If she managed to crack high-altitude glass and tossed a nightstand out, would that attract some attention? Maybe she could use it as a diversion, and escape in a silk slip?

The skirt was far too short, for God’s sake, though the material was heavy, soft, and clearly expensive. “Should’ve had a gun,” she mumbled, and leaned against the bed’s flank. At least the piece of furniture was solid and reassuring, complete in its own weirdness.

There was plenty of space underneath, antiseptically clean as the rest of this prison.
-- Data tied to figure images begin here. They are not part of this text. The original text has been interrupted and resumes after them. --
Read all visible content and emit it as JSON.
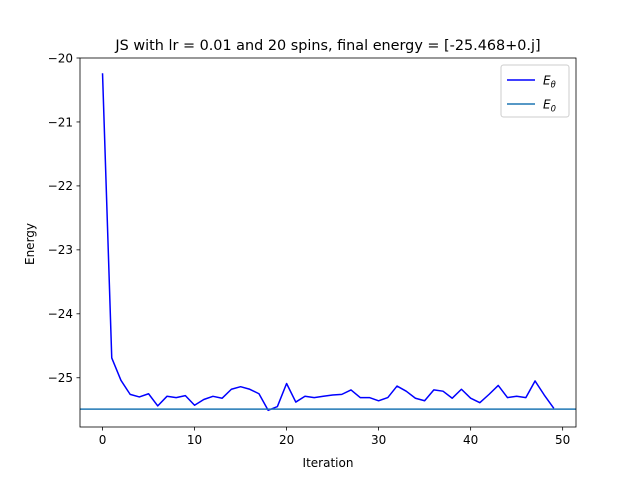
{
  "chart_data": {
    "type": "line",
    "title": "JS with lr = 0.01 and 20 spins, final energy = [-25.468+0.j]",
    "xlabel": "Iteration",
    "ylabel": "Energy",
    "xlim": [
      -2.45,
      51.45
    ],
    "ylim": [
      -25.77,
      -20.0
    ],
    "x_ticks": [
      0,
      10,
      20,
      30,
      40,
      50
    ],
    "y_ticks": [
      -20,
      -21,
      -22,
      -23,
      -24,
      -25
    ],
    "x_tick_labels": [
      "0",
      "10",
      "20",
      "30",
      "40",
      "50"
    ],
    "y_tick_labels": [
      "−20",
      "−21",
      "−22",
      "−23",
      "−24",
      "−25"
    ],
    "grid": false,
    "legend_position": "top-right",
    "series": [
      {
        "name": "E_θ",
        "legend_base": "E",
        "legend_sub": "θ",
        "kind": "line",
        "color": "#0000ff",
        "x": [
          0,
          1,
          2,
          3,
          4,
          5,
          6,
          7,
          8,
          9,
          10,
          11,
          12,
          13,
          14,
          15,
          16,
          17,
          18,
          19,
          20,
          21,
          22,
          23,
          24,
          25,
          26,
          27,
          28,
          29,
          30,
          31,
          32,
          33,
          34,
          35,
          36,
          37,
          38,
          39,
          40,
          41,
          42,
          43,
          44,
          45,
          46,
          47,
          48,
          49
        ],
        "y": [
          -20.25,
          -24.69,
          -25.04,
          -25.26,
          -25.3,
          -25.25,
          -25.44,
          -25.29,
          -25.31,
          -25.28,
          -25.43,
          -25.34,
          -25.29,
          -25.32,
          -25.18,
          -25.14,
          -25.18,
          -25.25,
          -25.51,
          -25.45,
          -25.09,
          -25.38,
          -25.29,
          -25.31,
          -25.29,
          -25.27,
          -25.26,
          -25.19,
          -25.31,
          -25.31,
          -25.36,
          -25.31,
          -25.13,
          -25.21,
          -25.32,
          -25.36,
          -25.19,
          -25.21,
          -25.32,
          -25.18,
          -25.32,
          -25.39,
          -25.26,
          -25.12,
          -25.31,
          -25.29,
          -25.31,
          -25.05,
          -25.27,
          -25.47
        ]
      },
      {
        "name": "E_0",
        "legend_base": "E",
        "legend_sub": "0",
        "kind": "hline",
        "color": "#1f77b4",
        "y": -25.49
      }
    ]
  }
}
Not a single dust bunny, which was weird as fuck but that was where she lived now, for however much longer. Should she hide? The only other place possible was in the bathtub, and that was just asking to be...what? Trapped like a fish in a barrel? She already was, for Chrissake.

Why hadn’t he simply killed her? That would have been preferable, but maybe she’d pissed him off and the monster was going to watch while his short, swollen-headed green henchmen drove another Dunlevy insane? Peering through the filthy dust-lensed window at her brother’s mangled body in the ancient, falling-down stable, the huge sopping-wet patch of blood, the screams swelling in her throat but unable to break free because of the bastard crouching over what used to be Jare, her Jare…

A click, a slight brushing, both loud in the stillness. Bea was almost too busy hyperventilating to hear, but her body sensed something—a breath of movement, a flickering shadow—and she scrambled under the bed, barking her knees painfully, whapping both elbows for good measure, plus hitting her head on something structural.

Ow. Ow, ow, ow. She got to the middle of the bed’s shadow, its entire bulk crouching protectively over a single very scared mouse, and her nose was full because her eyes had started leaking. The nips and gnawing of small aches had tuned up; her body was an orchestra of ignored pain.

She was glad she’d used the toilet. Maybe running water alerted him the prisoner was up and moving around? She should’ve looked for camera lenses in the ceiling, goddammit.

Black wingtips, polished to a mirror sheen. The soles were funny, thicker than ordinary dress shoes. Almost tactical; Bea’s left hand clamped over her mouth, though her nose was too stuffed to breathe through.

Be vewy vewy quiet, Jared whispered inside her head. He’s hunting Bebes.